Paired Deployment

Reverse invoke deployment allows you to securely expose your API end points without exposing the backend APIs or services. You can configure reverse invoke by initiating a connection from the backend servers of the API Gateway present in the demilitarized zone (DMZ).

In a normal configuration, your API Gateway accepts requests directly from the clients in DMZ zone which can cause network security issues. With reverse invoke setup, an additional API Gateway is used to enhance security. The additional API Gateway is placed in the insecure DMZ and the actual API Gateway that interacts with the native services, resides in the more secure green zone.

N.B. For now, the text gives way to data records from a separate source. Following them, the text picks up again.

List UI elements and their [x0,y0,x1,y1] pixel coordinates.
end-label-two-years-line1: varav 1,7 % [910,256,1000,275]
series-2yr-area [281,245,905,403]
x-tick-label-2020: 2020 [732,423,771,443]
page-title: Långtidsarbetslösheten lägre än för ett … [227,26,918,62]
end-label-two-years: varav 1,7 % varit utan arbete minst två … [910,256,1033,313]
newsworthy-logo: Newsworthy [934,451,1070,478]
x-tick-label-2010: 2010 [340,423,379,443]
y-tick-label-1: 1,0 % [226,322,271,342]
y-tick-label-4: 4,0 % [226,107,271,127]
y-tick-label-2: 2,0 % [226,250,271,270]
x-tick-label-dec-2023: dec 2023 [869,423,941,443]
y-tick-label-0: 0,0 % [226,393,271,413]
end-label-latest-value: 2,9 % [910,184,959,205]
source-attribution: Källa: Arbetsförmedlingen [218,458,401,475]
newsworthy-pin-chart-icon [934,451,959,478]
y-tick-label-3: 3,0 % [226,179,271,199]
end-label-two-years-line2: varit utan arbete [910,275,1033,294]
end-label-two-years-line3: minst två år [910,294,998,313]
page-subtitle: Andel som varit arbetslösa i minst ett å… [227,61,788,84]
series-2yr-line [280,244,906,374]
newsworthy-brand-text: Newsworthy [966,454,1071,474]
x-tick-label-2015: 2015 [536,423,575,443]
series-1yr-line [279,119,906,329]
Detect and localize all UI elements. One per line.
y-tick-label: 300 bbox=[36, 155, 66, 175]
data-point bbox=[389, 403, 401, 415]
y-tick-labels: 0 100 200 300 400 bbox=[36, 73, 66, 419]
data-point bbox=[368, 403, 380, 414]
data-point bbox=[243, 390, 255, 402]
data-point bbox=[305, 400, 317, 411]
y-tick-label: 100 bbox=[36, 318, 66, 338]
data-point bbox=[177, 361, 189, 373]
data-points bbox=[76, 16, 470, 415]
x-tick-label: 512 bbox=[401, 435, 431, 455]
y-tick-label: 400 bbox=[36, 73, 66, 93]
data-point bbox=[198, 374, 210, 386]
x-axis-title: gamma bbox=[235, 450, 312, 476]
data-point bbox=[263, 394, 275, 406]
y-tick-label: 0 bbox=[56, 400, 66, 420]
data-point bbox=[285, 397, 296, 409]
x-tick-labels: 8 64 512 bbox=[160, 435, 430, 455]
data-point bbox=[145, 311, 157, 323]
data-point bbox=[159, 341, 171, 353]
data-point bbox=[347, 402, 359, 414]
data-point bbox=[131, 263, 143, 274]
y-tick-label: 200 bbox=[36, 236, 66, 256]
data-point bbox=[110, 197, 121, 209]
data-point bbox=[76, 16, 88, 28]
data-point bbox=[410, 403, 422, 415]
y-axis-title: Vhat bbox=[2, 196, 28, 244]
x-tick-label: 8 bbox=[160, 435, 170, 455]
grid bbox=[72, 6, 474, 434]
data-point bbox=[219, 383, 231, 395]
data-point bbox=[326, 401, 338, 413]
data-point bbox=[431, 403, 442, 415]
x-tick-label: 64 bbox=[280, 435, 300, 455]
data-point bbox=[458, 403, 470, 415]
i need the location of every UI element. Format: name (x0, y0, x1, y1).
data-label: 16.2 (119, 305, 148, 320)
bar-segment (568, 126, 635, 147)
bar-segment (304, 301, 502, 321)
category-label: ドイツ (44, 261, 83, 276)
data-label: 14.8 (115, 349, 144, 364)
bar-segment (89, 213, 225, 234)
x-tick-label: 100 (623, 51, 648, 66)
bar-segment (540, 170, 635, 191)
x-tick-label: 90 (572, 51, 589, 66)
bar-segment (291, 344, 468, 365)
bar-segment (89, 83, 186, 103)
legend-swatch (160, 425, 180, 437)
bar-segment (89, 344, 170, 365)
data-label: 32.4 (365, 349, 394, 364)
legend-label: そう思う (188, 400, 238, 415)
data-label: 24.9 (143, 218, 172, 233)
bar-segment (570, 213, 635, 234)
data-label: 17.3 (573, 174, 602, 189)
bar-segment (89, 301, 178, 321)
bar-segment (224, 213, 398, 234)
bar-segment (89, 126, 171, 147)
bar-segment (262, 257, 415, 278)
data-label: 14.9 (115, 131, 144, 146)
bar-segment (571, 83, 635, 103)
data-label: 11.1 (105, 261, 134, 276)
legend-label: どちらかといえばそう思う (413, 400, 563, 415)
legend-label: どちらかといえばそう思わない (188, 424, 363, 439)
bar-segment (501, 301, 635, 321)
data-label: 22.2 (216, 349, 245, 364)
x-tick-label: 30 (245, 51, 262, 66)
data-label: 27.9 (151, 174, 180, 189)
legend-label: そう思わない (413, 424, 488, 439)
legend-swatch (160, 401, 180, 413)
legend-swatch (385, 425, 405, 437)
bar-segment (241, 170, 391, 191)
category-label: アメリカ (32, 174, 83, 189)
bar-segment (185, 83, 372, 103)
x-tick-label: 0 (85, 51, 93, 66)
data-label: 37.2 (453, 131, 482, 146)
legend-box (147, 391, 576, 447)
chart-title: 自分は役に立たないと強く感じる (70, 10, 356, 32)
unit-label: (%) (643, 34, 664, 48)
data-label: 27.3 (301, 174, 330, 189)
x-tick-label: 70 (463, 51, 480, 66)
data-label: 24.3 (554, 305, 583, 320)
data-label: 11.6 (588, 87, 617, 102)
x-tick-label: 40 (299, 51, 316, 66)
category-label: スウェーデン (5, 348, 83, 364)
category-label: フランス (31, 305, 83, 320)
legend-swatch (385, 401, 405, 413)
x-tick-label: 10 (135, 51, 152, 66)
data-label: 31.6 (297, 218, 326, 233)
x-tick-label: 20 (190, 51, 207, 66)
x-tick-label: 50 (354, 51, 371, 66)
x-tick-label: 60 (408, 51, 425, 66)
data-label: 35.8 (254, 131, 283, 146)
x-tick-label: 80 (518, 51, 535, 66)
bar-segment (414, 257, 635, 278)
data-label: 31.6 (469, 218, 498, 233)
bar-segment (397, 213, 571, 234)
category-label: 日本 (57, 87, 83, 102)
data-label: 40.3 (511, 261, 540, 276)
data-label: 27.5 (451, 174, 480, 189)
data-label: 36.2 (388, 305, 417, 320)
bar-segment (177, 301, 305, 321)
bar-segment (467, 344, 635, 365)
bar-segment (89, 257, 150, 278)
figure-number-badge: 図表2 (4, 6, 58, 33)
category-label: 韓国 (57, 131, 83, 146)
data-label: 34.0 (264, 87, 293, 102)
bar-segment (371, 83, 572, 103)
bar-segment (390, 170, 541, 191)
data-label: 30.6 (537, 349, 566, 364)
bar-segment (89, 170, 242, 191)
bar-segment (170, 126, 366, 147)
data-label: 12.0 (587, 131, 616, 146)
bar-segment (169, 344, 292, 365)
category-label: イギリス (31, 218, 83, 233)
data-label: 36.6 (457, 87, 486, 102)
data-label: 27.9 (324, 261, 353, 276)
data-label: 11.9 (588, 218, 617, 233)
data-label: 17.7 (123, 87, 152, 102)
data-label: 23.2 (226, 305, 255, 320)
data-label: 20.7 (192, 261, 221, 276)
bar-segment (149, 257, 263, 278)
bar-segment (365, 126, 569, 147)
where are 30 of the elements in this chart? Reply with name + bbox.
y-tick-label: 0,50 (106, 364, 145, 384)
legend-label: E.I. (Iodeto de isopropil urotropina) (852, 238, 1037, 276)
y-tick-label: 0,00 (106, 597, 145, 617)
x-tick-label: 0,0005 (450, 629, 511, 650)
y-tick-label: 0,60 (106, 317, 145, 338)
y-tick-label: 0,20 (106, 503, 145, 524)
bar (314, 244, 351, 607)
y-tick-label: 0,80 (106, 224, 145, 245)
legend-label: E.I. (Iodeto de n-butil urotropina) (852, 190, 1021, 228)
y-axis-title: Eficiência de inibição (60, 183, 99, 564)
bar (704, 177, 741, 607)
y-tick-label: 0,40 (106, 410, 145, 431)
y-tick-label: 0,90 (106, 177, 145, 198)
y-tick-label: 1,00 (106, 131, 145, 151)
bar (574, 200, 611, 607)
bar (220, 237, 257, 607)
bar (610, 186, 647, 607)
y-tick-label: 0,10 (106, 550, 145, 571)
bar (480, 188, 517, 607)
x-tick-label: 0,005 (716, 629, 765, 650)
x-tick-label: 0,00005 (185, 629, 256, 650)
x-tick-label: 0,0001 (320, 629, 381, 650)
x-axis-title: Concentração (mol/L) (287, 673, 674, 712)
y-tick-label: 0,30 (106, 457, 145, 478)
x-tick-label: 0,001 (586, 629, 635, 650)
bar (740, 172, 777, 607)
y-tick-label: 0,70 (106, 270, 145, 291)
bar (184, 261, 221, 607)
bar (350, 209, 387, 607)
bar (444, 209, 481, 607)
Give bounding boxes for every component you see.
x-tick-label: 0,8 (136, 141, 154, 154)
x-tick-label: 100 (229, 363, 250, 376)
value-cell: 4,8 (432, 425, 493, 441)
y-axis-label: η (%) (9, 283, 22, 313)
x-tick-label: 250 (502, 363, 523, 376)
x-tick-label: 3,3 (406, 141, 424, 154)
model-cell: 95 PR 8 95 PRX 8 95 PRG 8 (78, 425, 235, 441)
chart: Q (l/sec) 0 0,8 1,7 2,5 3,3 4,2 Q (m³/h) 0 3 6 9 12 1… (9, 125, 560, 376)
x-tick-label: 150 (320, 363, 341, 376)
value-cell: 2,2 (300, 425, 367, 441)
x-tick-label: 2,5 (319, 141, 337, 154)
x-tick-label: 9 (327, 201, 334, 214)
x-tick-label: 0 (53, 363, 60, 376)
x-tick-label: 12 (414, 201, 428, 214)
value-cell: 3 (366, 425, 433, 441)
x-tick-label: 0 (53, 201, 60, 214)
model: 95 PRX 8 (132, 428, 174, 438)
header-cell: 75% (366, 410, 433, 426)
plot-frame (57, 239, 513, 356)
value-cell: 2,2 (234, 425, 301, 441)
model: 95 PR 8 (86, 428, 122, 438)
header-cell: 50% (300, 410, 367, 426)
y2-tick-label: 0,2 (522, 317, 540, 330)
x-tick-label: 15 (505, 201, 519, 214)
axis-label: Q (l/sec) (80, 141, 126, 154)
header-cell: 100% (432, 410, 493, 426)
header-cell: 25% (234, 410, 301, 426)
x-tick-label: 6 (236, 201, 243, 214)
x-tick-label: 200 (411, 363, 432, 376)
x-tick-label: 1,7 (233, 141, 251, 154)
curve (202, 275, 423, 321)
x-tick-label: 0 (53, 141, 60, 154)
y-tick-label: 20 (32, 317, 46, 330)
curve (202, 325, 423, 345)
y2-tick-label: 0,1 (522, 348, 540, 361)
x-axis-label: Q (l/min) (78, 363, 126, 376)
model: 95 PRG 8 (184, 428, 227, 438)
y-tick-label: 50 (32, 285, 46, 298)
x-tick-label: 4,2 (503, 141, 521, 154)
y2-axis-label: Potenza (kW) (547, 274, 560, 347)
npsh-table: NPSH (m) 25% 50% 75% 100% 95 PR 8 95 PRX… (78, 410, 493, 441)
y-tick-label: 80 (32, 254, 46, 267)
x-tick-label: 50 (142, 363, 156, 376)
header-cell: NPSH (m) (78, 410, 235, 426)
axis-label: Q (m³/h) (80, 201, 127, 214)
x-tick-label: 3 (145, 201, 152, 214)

In a reverse invoke deployment scenario, the external clients send requests to the DMZ API Gateway. These requests are received by the external port of the DMZ API Gateway and forwarded to the registration port. The green zone API Gateway interacts with the registration port and receives the requests, processes the requests through the native service and sends back the responses to the registration port of the DMZ API Gateway. The responses are then forwarded to the external port of DMZ API Gateway and from there to the external clients.

If a request is made to the external port and if the API is not available, the request is delegated to the registration port. The listener port configured on the green zone API Gateway listens to the registration port and picks up this request (reverse invoke), processes it, and then sends back the response to the DMZ API Gateway.

If a request is made to the external port and if the API exists locally, the DMZ API Gateway processes the request.

The registration port and the external port operate independently. If you define the registration port with the HTTP protocol, you can still configure the external port with the HTTPS protocol.